Co-librettist Rick Elice said their approach to what has since been termed a "jukebox musical" (a show whose score is comprised of an existing catalog, as opposed to original work penned specifically for the theatre). "We approached it in exactly the opposite way. It seems to me that up until now, the shows that you would describe as 'jukebox musicals' — which may or may not be 'jukebox musicals' — start with a songlist. What we did was we started with a story, a really good story. And the songs came into the story in ways that work dramatically. We never thought about the songs as songs, we thought about them as ways to serve a really good story. And that's how we were seduced into writing it. We had no idea that it was a jukebox musical, we started on it before that term was even coined. We just wanted to write a good play."

Brickman concurs: "Another thing that seems to characterize these 'jukebox musicals' is that the dialogue of the story is such that it's really just glue to hold [the audience until] the next song.

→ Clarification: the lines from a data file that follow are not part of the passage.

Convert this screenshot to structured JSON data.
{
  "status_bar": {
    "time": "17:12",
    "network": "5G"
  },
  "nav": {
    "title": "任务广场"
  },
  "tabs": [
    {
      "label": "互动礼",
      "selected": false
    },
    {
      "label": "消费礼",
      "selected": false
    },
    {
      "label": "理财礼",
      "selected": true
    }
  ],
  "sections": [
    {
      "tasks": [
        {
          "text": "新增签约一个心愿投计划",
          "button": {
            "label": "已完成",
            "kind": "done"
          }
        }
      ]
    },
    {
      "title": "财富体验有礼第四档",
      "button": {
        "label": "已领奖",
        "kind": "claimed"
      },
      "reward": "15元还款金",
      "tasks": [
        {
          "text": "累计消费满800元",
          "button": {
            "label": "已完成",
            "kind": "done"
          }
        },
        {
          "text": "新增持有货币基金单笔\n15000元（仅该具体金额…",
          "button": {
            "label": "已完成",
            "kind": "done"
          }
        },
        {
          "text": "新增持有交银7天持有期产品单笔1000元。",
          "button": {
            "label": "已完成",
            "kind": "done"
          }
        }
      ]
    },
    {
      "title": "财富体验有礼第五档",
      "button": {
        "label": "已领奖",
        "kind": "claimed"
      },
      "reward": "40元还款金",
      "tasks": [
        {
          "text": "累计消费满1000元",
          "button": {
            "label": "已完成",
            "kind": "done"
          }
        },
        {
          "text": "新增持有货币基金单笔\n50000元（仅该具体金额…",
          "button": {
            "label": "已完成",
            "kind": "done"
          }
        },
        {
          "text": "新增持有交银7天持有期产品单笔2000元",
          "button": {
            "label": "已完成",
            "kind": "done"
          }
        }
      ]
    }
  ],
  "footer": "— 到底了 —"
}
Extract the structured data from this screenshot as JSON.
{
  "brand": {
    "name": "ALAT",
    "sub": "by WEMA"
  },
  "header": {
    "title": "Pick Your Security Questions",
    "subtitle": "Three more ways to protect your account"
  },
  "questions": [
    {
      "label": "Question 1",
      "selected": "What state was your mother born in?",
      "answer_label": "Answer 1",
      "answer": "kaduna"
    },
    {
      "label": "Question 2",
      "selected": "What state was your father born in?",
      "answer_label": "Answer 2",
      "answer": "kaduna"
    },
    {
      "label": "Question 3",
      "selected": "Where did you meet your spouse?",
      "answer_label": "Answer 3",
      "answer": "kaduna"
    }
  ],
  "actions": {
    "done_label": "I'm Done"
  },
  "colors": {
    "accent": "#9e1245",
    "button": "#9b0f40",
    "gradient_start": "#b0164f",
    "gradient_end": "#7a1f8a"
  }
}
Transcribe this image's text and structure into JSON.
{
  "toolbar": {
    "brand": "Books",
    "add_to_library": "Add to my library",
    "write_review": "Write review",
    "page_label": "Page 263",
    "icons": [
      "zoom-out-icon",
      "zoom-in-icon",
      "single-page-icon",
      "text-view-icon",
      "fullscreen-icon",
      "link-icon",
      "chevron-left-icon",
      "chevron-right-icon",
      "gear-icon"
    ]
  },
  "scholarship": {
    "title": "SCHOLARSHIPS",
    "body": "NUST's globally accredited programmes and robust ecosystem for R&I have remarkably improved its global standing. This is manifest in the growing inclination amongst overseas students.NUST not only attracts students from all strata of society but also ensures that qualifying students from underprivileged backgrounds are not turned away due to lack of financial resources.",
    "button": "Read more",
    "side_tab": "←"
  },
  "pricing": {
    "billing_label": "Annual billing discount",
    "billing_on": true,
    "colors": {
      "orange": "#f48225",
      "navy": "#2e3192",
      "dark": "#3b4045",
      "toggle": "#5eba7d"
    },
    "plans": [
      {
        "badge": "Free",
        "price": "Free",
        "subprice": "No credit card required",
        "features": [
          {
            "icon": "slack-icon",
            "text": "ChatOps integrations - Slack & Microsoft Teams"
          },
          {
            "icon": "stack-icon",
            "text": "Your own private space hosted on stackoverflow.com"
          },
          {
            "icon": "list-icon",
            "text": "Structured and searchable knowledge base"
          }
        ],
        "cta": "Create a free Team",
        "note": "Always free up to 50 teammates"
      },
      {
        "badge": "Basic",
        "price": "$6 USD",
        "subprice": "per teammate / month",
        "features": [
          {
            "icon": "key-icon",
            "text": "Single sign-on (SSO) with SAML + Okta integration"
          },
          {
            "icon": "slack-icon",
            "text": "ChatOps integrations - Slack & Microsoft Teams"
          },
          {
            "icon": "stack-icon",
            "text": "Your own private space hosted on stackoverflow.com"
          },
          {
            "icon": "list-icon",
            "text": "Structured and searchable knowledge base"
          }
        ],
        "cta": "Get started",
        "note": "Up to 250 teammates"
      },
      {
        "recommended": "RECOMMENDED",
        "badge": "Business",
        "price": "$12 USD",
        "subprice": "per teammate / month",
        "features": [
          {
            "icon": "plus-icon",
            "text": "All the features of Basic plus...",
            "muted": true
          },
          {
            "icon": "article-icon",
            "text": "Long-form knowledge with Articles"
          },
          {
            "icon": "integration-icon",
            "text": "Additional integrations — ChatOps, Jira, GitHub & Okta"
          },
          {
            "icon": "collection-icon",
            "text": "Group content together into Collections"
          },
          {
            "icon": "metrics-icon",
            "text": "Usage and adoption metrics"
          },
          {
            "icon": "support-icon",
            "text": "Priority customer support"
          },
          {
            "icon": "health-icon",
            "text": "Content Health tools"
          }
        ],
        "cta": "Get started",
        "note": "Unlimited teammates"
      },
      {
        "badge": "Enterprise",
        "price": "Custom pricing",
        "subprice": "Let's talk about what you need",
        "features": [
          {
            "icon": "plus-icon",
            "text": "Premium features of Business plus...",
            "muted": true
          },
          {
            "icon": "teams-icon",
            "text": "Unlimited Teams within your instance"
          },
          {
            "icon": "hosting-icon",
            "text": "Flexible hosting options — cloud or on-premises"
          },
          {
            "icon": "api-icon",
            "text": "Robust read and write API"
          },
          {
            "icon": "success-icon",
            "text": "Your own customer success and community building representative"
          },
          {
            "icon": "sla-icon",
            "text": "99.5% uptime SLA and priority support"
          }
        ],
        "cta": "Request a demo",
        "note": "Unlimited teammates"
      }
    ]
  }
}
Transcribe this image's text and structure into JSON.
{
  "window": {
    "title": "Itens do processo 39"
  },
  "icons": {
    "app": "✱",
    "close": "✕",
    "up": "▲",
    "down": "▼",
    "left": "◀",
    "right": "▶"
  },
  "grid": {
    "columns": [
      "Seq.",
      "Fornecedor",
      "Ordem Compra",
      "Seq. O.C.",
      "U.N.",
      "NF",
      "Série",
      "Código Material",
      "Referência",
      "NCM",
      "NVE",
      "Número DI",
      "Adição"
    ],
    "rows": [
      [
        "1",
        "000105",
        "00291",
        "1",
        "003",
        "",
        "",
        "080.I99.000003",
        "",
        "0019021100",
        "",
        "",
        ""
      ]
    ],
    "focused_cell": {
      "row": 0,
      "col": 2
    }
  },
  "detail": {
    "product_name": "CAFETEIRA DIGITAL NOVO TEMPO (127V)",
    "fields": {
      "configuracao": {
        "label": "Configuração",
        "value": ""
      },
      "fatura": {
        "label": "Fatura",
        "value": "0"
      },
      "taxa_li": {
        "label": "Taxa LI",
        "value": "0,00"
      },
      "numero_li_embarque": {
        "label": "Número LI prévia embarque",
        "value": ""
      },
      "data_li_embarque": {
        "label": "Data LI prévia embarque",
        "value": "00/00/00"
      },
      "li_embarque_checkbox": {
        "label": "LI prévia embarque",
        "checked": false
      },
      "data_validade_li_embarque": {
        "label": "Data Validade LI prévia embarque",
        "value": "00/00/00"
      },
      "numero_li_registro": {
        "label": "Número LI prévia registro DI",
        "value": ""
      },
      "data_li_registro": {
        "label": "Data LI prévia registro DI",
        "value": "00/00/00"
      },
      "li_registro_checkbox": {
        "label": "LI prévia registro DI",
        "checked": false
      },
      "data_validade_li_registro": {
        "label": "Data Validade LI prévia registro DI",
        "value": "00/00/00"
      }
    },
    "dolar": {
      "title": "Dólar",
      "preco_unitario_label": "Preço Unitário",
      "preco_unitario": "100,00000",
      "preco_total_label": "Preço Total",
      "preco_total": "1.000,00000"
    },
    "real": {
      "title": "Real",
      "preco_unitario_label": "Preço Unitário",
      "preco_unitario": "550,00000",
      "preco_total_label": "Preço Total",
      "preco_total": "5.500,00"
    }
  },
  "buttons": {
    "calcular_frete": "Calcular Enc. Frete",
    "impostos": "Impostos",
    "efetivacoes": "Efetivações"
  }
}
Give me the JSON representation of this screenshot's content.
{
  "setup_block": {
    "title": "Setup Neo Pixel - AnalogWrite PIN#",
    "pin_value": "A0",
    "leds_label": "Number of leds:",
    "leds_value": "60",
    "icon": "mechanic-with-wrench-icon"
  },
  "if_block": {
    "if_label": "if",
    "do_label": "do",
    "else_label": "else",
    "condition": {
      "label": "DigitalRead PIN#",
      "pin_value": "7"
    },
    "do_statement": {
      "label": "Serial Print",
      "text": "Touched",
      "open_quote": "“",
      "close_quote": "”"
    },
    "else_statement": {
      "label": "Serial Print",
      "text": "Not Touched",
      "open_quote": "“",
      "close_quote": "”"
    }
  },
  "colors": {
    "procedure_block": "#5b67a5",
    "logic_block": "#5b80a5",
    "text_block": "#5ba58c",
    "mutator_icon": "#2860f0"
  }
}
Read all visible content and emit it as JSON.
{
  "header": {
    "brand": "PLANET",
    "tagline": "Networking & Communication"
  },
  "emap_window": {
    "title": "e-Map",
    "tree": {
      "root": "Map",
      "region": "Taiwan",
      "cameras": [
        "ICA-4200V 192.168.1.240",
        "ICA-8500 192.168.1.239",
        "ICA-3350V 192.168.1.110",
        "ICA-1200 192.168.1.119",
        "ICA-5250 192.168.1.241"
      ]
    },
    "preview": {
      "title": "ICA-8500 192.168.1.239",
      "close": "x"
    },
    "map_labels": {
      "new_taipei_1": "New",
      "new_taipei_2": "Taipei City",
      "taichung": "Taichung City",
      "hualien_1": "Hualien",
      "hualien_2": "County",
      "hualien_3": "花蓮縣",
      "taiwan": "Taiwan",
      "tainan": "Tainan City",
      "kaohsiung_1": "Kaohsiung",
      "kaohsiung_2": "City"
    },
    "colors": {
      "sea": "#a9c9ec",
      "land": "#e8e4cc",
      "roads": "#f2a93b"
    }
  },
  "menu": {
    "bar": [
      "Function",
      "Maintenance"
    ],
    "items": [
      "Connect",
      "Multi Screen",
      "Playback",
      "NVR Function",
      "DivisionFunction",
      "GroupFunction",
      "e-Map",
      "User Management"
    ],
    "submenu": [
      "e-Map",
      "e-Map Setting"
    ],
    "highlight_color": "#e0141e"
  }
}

But we wanted to make it that the dialogue would be as important, interesting and entertaining and as revelatory as the songs."

The writing duo, newcomers to the musical theatre, had holed themselves up in a room with no idea of what the outcome would be. "We don't know what's going to work, what's not going to work, except we have our gut—that's all you have as a writer," said Elice.

With the show cast and rehearsed, the first-time bookwriters prepared for their first time not watching the show, but watching the audience. "For the first 40 minutes of the show, the audience doesn't hear anything [by the Four Seasons] which is the reason why they bought a ticket. We just don't know if they're going to get up and leave after five minutes and say 'What is this?' We had no idea and we make them wait, like the way you would starve somebody in order for them to appreciate a really good meal. We flirt with them and tease them and really keep them at bay and we just didn't know if the audience would sit still for it."

While the audience finally got the music they had waited for, Elice and Brickman heard what was music to their ears. "At the point where they finally get to the first song that the audience recognizes, you're 40 minutes in, and the audience erupted with enthusiasm. What we learned that night was: in that first 40 minutes, the audience comes to think of the actors as the guys, and by the time they succeed, the audience is so rooting for them, that they respond as though they are the actual guys who wrote the songs and went through all that stuff. And that to me is the miracle of the theatre. The audience believes something that they know isn't true and that gives me goose bumps just telling you about it."